October 18, 2014: Egypt won’t give the land for free
In a statement to the Dubai Bourse, Arabtec announces that it reached an agreement with Egypt’s New Urban Communities Authority to hand over housing units and public buildings in the new developments in exchange for the land. It does not clarify what percentage would be given.
Arabtec says it is “about to conclude the final agreement with the concerned Egyptian authorities to commence the construction of 1 million housing units in Egypt.” The company says it has “conducted intensive negotiations and meetings during the past period, and that it is making the maximum possible efforts in cooperation with the Ministry of Housing and New Urban Communities Authority in Egypt to commence the construction of phase one of the project before the end of the current year.”
November 11, 2014: Another Arabtec statement
Arabtec releases another statement that repeats almost verbatim its October 18 remarks, reaffirming that it plans to commence construction before the end of 2014.
November 27, 2014: Egypt says changes at Arabtec delaying the deal
Housing Minister Mostafa Madbuly blames slow negotiations on the change in Arabtec’s board, but tells The National that the deal would only be delayed by “a month or two.”
March 1, 2015: Press reports project suspended
Following a late February visit by Arabtec officials, Major General Kamel al-Wazeer, the chief of staff for the Armed Forces’ Engineering Authority, tells the privately owned newspaper Al-Masry Al-Youm that the deal has been suspended. “Any investor who wants to enter the Egyptian market should bring his money from abroad and not from Egyptian banks, and should use Egyptian labor and raw materials. Those conditions have not been met, so the project has been temporarily suspended,” Wazeer says.
March 5: Officials say negotiations continue
Egypt’s housing authorities say talks are still ongoing. According to The National, Egypt’s housing minister said he hoped a final deal would be reached in time for the March 13-15 Egypt Economic Development Conference. This does not happen, although primary shareholder Aabar does sign an unrelated memorandum of understanding to develop a satellite city outside Cairo.
March 17: Land agreement still not finalized
A housing ministry spokesperson tells Reuters a final contract would be signed within 10 days, but adds that an agreement has not yet been reached over how many units Arabtec would give the government in exchange for the land.
March 19: Another Arabtec statement
In a letter to the Dubai financial market, Arabtec states that “the company is committed to and proceeding with the million housing units project,” and that it has “reached the final stages of concluding the final agreement with the related authorities in Egypt in order to begin the implementation of the first phase of the project as soon as possible.”

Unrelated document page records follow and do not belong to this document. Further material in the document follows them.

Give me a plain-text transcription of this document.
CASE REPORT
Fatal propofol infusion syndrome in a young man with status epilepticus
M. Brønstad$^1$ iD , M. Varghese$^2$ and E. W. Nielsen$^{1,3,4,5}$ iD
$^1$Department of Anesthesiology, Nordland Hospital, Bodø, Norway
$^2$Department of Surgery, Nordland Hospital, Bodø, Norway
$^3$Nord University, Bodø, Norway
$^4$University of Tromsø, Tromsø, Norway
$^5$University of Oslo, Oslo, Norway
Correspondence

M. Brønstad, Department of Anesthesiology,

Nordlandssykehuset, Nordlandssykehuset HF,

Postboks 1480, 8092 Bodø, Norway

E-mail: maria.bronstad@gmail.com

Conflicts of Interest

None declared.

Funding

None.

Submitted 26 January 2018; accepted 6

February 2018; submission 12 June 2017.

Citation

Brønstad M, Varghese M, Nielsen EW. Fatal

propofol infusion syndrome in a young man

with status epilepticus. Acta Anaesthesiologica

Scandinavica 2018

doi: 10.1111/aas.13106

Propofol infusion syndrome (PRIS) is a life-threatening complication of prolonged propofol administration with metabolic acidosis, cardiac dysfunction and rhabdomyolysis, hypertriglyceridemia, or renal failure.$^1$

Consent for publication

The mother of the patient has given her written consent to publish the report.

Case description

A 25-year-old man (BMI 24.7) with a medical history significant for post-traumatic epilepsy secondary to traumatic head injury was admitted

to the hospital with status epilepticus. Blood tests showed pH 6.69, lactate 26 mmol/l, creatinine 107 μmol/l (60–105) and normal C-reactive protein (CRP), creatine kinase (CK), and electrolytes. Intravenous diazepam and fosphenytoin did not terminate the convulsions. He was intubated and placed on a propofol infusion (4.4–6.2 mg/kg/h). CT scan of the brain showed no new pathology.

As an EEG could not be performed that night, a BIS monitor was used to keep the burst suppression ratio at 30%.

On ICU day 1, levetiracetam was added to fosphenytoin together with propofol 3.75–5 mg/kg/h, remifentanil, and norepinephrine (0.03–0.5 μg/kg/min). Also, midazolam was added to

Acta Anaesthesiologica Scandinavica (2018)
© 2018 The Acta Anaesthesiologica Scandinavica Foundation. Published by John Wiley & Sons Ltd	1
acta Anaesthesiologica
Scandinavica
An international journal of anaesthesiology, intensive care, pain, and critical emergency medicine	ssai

March 31: A new Arabtec CEO
Arabtec announces the appointment of new CEO Raja Ghanma, a 20-year veteran of the company.
April 2: Cabinet approves the Arabtec deal
Arabtec announces that an agreement has been reached for the preliminary stage of the project, now reduced to 100,000 units and only two cities, Obour and Badr. The company says it would sign a final contract with the New Urban Communities Authority “at the earliest opportunity.” The company does not clarify the terms of the agreement, or set a date when construction would commence.